Los estados son sistemas de poder, y responden por una parte a la distribución interna de ese poder, y  a “la razón de estado” que es un concepto definible por convención. No son instituciones morales, y prueba de ello es lo que señala tajantemente Stohl al respecto: “…el terrorismo masivo es un instrumento habitual de los estados poderosos…”. Los agentes morales somos nosotros, ciudadanos que conformamos distintos estados, y que debemos imponer limitaciones importantes al poder que cada uno de ellos ejerce.
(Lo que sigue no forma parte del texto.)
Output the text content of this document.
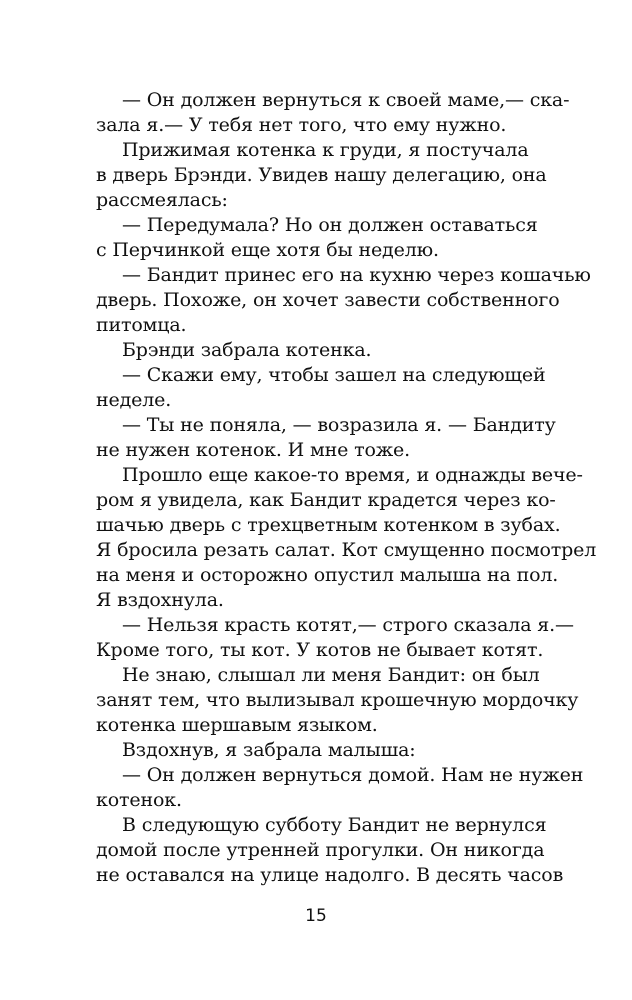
— Он должен вернуться к своей маме,— ска-
зала я.— У тебя нет того, что ему нужно.
Прижимая котенка к груди, я постучала
в дверь Брэнди. Увидев нашу делегацию, она
рассмеялась:
— Передумала? Но он должен оставаться
с Перчинкой еще хотя бы неделю.
— Бандит принес его на кухню через кошачью
дверь. Похоже, он хочет завести собственного
питомца.
Брэнди забрала котенка.
— Скажи ему, чтобы зашел на следующей
неделе.
— Ты не поняла, — возразила я. — Бандиту
не нужен котенок. И мне тоже.
Прошло еще какое-то время, и однажды вече-
ром я увидела, как Бандит крадется через ко-
шачью дверь с трехцветным котенком в зубах.
Я бросила резать салат. Кот смущенно посмотрел
на меня и осторожно опустил малыша на пол.
Я вздохнула.
— Нельзя красть котят,— строго сказала я.—
Кроме того, ты кот. У котов не бывает котят.
Не знаю, слышал ли меня Бандит: он был
занят тем, что вылизывал крошечную мордочку
котенка шершавым языком.
Вздохнув, я забрала малыша:
— Он должен вернуться домой. Нам не нужен
котенок.
В следующую субботу Бандит не вернулся
домой после утренней прогулки. Он никогда
не оставался на улице надолго. В десять часов
15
Una manifestación mundial por la paz como la ocurrida en los últimos días provocó en el Presidente de Estados Unidos  una declaración que sigue siendo una contraseña para el grupo secular: “…el tamaño de las protestas es como decidir una conducta política en base a un grupo de sondeo. El papel de un líder es decidir la política en base a la seguridad, en este caso a la seguridad de las personas...” y dijo estar en un “respetuoso desacuerdo” con los manifestantes.

Es decir que el Presidente Bush, ostentando el cargo de líder político del grupo hegemónico que impone una cultura, sigue desoyendo. No ha hecho espacio, como los anteriores gobiernos americanos, a los reclamos formulados desde cada uno de los países tercermundistas donde se han aplicado las recetas económicas del FMI y del Tesoro Americano y  que han llevado a sus estados a la decadencia de todo aquello que conforma  el nivel mínimo de vida: el sistema de salud, el sistema educativo, el sistema económico, el sistema productivo. Como resultado, no sólo del poder ejercido como diplomacia coercitiva sobre los mandatarios de cada país endeudado económicamente con el poder, sino también de la imposibilidad de los ciudadanos de canalizar sus acciones en forma efectiva a fin de limitar al poder como agentes morales, los países tercermundistas aumentan las estadísticas de desnutrición, indigencia, en una crisis económica-social que afecta globalmente a la región.

Así como cada una de las crisis que continúan empobreciendo a los países subdesarrollados no son casuales, y no resultan sólo a causa del poder ejercido por los países dominantes, sino también como consecuencia de la incapacidad de los gobiernos locales en enfrentar sus políticas, asimismo el papel de los Estados Unidos en la epopeya antiterrorista no es simplemente el de una víctima de los atentados del 11 de setiembre, ni el de un símbolo emblemático del estado ideal de democracia que otros grupos vituperan. Hay muchas maneras de matar, y convencionalmente aún nos resistimos a verlas como actos terroristas, aún cuando el uso del poder es violento y persigue fines políticos y económicos. Pero no se lleva a cabo mediante bombardeos, y viene sucediendo hace tanto que ya no es objeto de poemas, ni se discute si realmente pueden invocarse como razón de estado.

Eduardo Galeano escribía  hace un tiempo que “La política energética del país líder del mundo está dictada por los negocios terrenales, que dicen obedecer al alto cielo…Los Estados Unidos practican el terrorismo ambiental sin el menor remordimiento, como si el Señor les hubiera otorgado un certificado de impunidad porque han dejado de fumar…el 75% de la contaminación del mundo no proviene del 25% de la población. Y en esa minoría no figuran, bueno fuera, los mil doscientos millones que viven sin agua potable, ni los cien millones que cada noche se van a dormir sin nada en la barriga. No es “la humanidad” la responsable de la devoración de los recursos naturales, ni de la pudrición del aire, de la tierra y del agua. El poder se alza de hombros: cuando este planeta deje de ser rentable, me mudo a otro”.